X ışınlarının keşfinden sadece birkaç ay sonra, Osmanlı Devleti’nde de röntgen cihazı yapılarak kullanılmaya başlandı. 1896 yılında “La Semaine Médicale” adlı Fransız tıp dergisinde X ışınları üzerine hazırlanan detaylı yazıyı okuyan tıbbiye son sınıf öğrencisi Esad Feyzi ve Rıfat Osman, Mekteb-i Tıbbiye-i Askeriye-i Şahane fizik laboratuvarında, Crookes Gazlı Katod Işını Tüpü ve Ruhmkorft Bobini ile laboratuvarda yaptıkları pilleri kullanarak “Yabancı Cisimler Cihazı” olarak adlandırdıkları basit bir röntgen cihazı yaptılar.

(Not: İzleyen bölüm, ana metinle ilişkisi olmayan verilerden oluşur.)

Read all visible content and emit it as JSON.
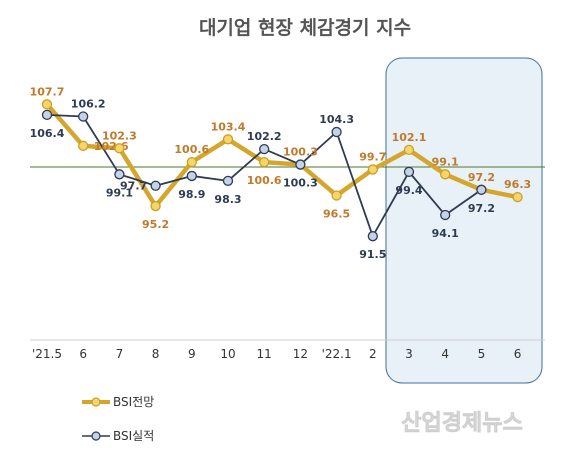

O dönemde Askeri Tıbbiye Mektebi’nin, adli tıp ve halk sağlığı analizlerinin yapıldığı kimya laboratuvarında talebe asistanı olarak görev yapan Prof. Dr. Akil Muhtar Özden de bu olaya bizzat şahitlik eder. Esad Feyzi, fizik laboratuvarında talebe asistanı olarak görev yapıyordu. Bir gün heyecanla kimya laboratuvarına gider ve hocalarına “Aman Efendim, fizik Laboratuvarında iyi bir Crookes tüpü ile güzel bir Rhumkoff bobini duruyor. Sizde kuvvetli bir elektrik pili bataryası var. Müsaade ederseniz bu reyonu (ışını) burada yapalım.” der. Teklifi hemen kabul edilir. Kimya laboratuvarının küçük bir odasında cihaz hazırlanır. İşlemler bittiğinde denenir ve başarıyla görüntü elde edilebildiği görülünce bu genç tıbbiyeliler heyecandan kendilerini kaybederler.
Yani demem o ki X ışınlarının keşfinden sadece birkaç ay sonra İstanbul’da ilk tıbbi radyolojik görüntülemeyi, 22 yaşında bir tıbbiyeli başarmıştır. O genç tıbbiyelinin diğer başarılarına da bir sonraki yazımda değineceğim.